This issue is minor as the viewer can still be used in passive mode.

curtiscjohnson commented 1 year ago

I am having a similar minor issue as @Geryyy above. I'm using the mujoco python bindings v2.3.5 installed via pip on Ubuntu 20.04.

The passive viewer works well until the program exits by reaching 30 seconds.

Here's a minimum working example using the one of the example humanoid mjcf files:

gripper_xml = "/home/curtis/mujoco-2.3.5/model/humanoid/humanoid.xml"

from mujoco import viewer
import time

import mujoco

model = mujoco.MjModel.from_xml_path(gripper_xml)
data = mujoco.MjData(model)
m = model
d = data
with mujoco.viewer.launch_passive(m, d) as viewer:
    # Close the viewer automatically after 30 wall-seconds.
    start = time.time()
    while viewer.is_running() and time.time() - start < 10:
        step_start = time.time()

        # mj_step can be replaced with code that also evaluates
        # a policy and applies a control signal before stepping the physics.
        mujoco.mj_step(m, d)

        # Example modification of a viewer option: toggle contact points every two seconds.
        with viewer.lock():
            viewer.opt.flags[mujoco.mjtVisFlag.mjVIS_CONTACTPOINT] = int(d.time % 2)

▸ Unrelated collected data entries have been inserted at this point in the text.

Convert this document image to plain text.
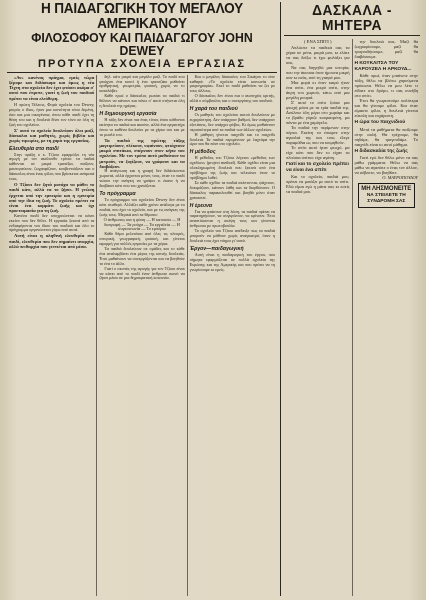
Η ΠΑΙΔΑΓΩΓΙΚΗ ΤΟΥ ΜΕΓΑΛΟΥ ΑΜΕΡΙΚΑΝΟΥ
ΦΙΛΟΣΟΦΟΥ ΚΑΙ ΠΑΙΔΑΓΩΓΟΥ JOHN DEWEY
ΠΡΟΤΥΠΑ ΣΧΟΛΕΙΑ ΕΡΓΑΣΙΑΣ

«Αν» κανένας πράγμα, εμείς τώρα ξέρομε και διδάσκομε και όμως η νέα Τέχνη στα σχολεία δεν έχει φτάσει ακόμα σ' αυτό που έπρεπε, γιατί η ζωή του παιδιού πρέπει να είναι ελεύθερη.

Η πρώτη Τέλεσις, Φορά σχολεία του Dewey, μικρός ο ίδιος, ήταν μια κοινότητα τόσο δεμένη, όσο και μια οικογένεια, όπου κάθε παιδί έχει τη θέση του και η δουλειά δίνει τον τόνο σε όλη τη ζωή του σχολείου.

Σ' αυτό το σχολείο δουλεύουν όλοι μαζί, δάσκαλοι και μαθητές, χωρίς βιβλία και χωρίς τιμωρίες, με τη χαρά της εργασίας.

Ελευθερία στο παιδί

Στην πράξη ο κ. Τζίουι εφαρμόζει τη νέα αγωγή με τον ακόλουθο τρόπο: τα παιδιά κάθονται σε μικρά τραπέζια, παίζουν, μαστορεύουν, ζωγραφίζουν, κουβεντιάζουν και ο δάσκαλος είναι ένας φίλος που βρίσκεται ανάμεσά τους.

Ο Τζίουι δεν ζητά μονάχα να μάθει το παιδί κάτι, αλλά να το ζήσει. Η γνώση έρχεται από την εμπειρία και η εμπειρία από την ίδια τη ζωή. Το σχολείο πρέπει να είναι ένα κομμάτι ζωής και όχι προετοιμασία για τη ζωή.

Κανένα παιδί δεν υποχρεώνεται να κάνει εκείνο που δεν θέλει. Η εργασία ξεκινά από τα ενδιαφέροντα του ίδιου του παιδιού και όλο το πρόγραμμα οργανώνεται γύρω από αυτά.

Αυτή είναι η αληθινή ελευθερία στο παιδί, ελευθερία που δεν σημαίνει αναρχία, αλλά πειθαρχία που γεννιέται από μέσα.

δηλ. κάτι μικρό και μεγάλο μαζί. Το παιδί που φτιάχνει ένα κουτί ή ένα τραπεζάκι μαθαίνει αριθμητική, γεωμετρία, φυσική, χωρίς να το καταλάβει.

Κάθε πρωί ο δάσκαλος ρωτάει τα παιδιά τι θέλουν να κάνουν και πάνω σ' αυτό στήνεται όλη η δουλειά της ημέρας.

Η δημιουργική εργασία

Η τάξη δεν είναι πια ένας τόπος όπου κάθονται ακίνητα τα παιδιά και ακούνε, αλλά ένα εργαστήρι όπου το καθένα δουλεύει με τα χέρια του και με το μυαλό του.

Τα παιδιά της πρώτης τάξης μαγειρεύουν, πλέκουν, υφαίνουν, φτιάχνουν μικρά σπιτάκια, σπέρνουν στον κήπο του σχολείου. Με τον τρόπο αυτό μαθαίνουν να μετρούν, να ζυγίζουν, να γράφουν και να διαβάζουν.

Η ανάγνωση και η γραφή δεν διδάσκονται χωριστά, αλλά έρχονται μόνες τους, όταν το παιδί νιώσει την ανάγκη να γράψει τι έκανε ή να διαβάσει κάτι που του χρειάζεται.

Το πρόγραμμα

Το πρόγραμμα του σχολείου Dewey δεν είναι κάτι σταθερό. Αλλάζει κάθε χρόνο ανάλογα με τα παιδιά, που έχει το σχολείο, και με τις ανάγκες της ζωής τους. Μερικά από τα θέματα:

Ο άνθρωπος και η φύση — Η κατοικία — Η διατροφή — Τα ρούχα — Τα εργαλεία — Η συγκοινωνία — Το εμπόριο

Κάθε θέμα μελετάται από όλες τις πλευρές, ιστορική, γεωγραφική, φυσική, και γίνεται αφορμή για πολλές εργασίες με τα χέρια.

Τα παιδιά δουλεύουν σε ομάδες και το κάθε ένα αναλαμβάνει ένα μέρος της κοινής δουλειάς. Έτσι μαθαίνουν να συνεργάζονται και να βοηθούν το ένα το άλλο.

Γιατί ο σκοπός της αγωγής για τον Τζίουι είναι να κάνει από το παιδί έναν άνθρωπο ικανό να ζήσει μέσα σε μια δημοκρατική κοινωνία.

Και ο μεγάλος δάσκαλος του Σικάγου το είπε καθαρά: «Το σχολείο είναι κοινωνία σε μικρογραφία». Εκεί το παιδί μαθαίνει να ζει με τους άλλους.

Ο δάσκαλος δεν είναι πια ο αυστηρός κριτής, αλλά ο σύμβουλος και ο συνεργάτης του παιδιού.

Η χαρά του παιδιού

Οι μαθητές του σχολείου αυτού δουλεύουν με ευχαρίστηση. Δεν υπάρχουν βαθμοί, δεν υπάρχουν εξετάσεις, δεν υπάρχει φόβος. Κι όμως μαθαίνουν περισσότερα από τα παιδιά των άλλων σχολείων.

Η μάθηση γίνεται παιχνίδι και το παιχνίδι δουλειά. Τα παιδιά περιμένουν με λαχτάρα την ώρα που θα πάνε στο σχολείο.

Η μέθοδος

Η μέθοδος του Τζίουι λέγεται «μέθοδος των σχεδίων» (project method). Κάθε σχέδιο είναι μια ολοκληρωμένη δουλειά που ξεκινά από ένα πρόβλημα της ζωής και τελειώνει όταν το πρόβλημα λυθεί.

Σε κάθε σχέδιο τα παιδιά σκέπτονται, ψάχνουν, δοκιμάζουν, κάνουν λάθη και τα διορθώνουν. Ο δάσκαλος παρακολουθεί και βοηθά μόνο όταν χρειαστεί.

Η έρευνα

Για να φτάσουν στη λύση, τα παιδιά πρέπει να παρατηρήσουν, να συγκρίνουν, να κρίνουν. Έτσι αναπτύσσεται η σκέψη τους και γίνονται άνθρωποι με πρωτοβουλία.

Το σχολείο του Τζίουι απέδειξε πως τα παιδιά μπορούν να μάθουν χωρίς αναγκασμό, όταν η δουλειά τους έχει νόημα γι' αυτά.

Έργον—παιδαγωγική

Αυτή είναι η παιδαγωγική του έργου, που σήμερα εφαρμόζεται σε πολλά σχολεία της Ευρώπης και της Αμερικής και που πρέπει να τη γνωρίσουμε κι εμείς.

ΔΑΣΚΑΛΑ - ΜΗΤΕΡΑ

( ΕΝΑ ΣΠΙΤΙ )

Απλώστε τα παιδικά σας τα χέρια σε μένα, μικρά μου, κι ελάτε να σας δείξω τι έχω φυλάξει για σας.

Να σας διηγηθώ μια ιστορία, που την άκουσα όταν ήμουνα μικρή σαν κι εσάς, από τη γιαγιά μου.

Μια φορά κι έναν καιρό ήταν ένα σπίτι, ένα μικρό σπίτι, στην άκρη του χωριού, κάτω από μια μεγάλη μουριά.

Σ' αυτό το σπίτι ζούσε μια φτωχή μάνα με τα τρία παιδιά της. Δούλευε όλη μέρα στο χωράφι και το βράδυ γύριζε κουρασμένη, μα πάντα με ένα χαμόγελο.

Τα παιδιά την περίμεναν στην πόρτα. Εκείνη τα έπαιρνε στην αγκαλιά της και τους έλεγε παραμύθια ως που να κοιμηθούν.

Το σπίτι αυτό ήταν φτωχό, μα είχε κάτι που δεν το είχαν τα πλούσια σπίτια: είχε αγάπη.

Γιατί και το σχολείο πρέπει να είναι ένα σπίτι

Και το σχολείο, παιδιά μου, πρέπει να μοιάζει με αυτό το σπίτι. Εδώ είμαι εγώ η μάνα σας κι εσείς τα παιδιά μου.

την δουλειά σας. Μαζί θα ζωγραφίσουμε, μαζί θα τραγουδήσουμε, μαζί θα διαβάσουμε.

Η ΚΟΥΚΛΙΤΣΑ ΤΟΥ ΚΑΡΟΥΖΕΛ Η ΑΡΚΟΥΔ...

Κάθε πρωί, όταν μπαίνετε στην τάξη, θέλω να βλέπω χαρούμενα πρόσωπα. Θέλω να μου λέτε τι είδατε στο δρόμο, τι σας συνέβη στο σπίτι.

Έτσι θα γνωριστούμε καλύτερα και θα γίνουμε φίλοι. Και όταν είμαστε φίλοι, η δουλειά γίνεται εύκολη και ευχάριστη.

Η ώρα του παιχνιδιού

Μετά τα μαθήματα θα παίζουμε στην αυλή. Θα τρέχουμε, θα πηδάμε, θα τραγουδάμε. Το παιχνίδι είναι κι αυτό μάθημα.

Η διδασκαλία της ζωής

Γιατί εγώ δεν θέλω μόνο να σας μάθω γράμματα. Θέλω να σας μάθω να αγαπάτε ο ένας τον άλλον, να σέβεστε, να βοηθάτε.

Ο. ΜΑΥΡΟΠΟΥΛΟΥ

ΜΗ ΛΗΣΜΟΝΕΙΤΕ
ΝΑ ΣΤΕΙΛΕΤΕ ΤΗ ΣΥΝΔΡΟΜΗ ΣΑΣ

        # Pick up changes to the physics state, apply perturbations, update options from GUI.
        viewer.sync()

        # Rudimentary time keeping, will drift relative to wall clock.
        time_until_next_step = m.opt.timestep - (time.time() - step_start)
        if time_until_next_step > 0:
            time.sleep(time_until_next_step)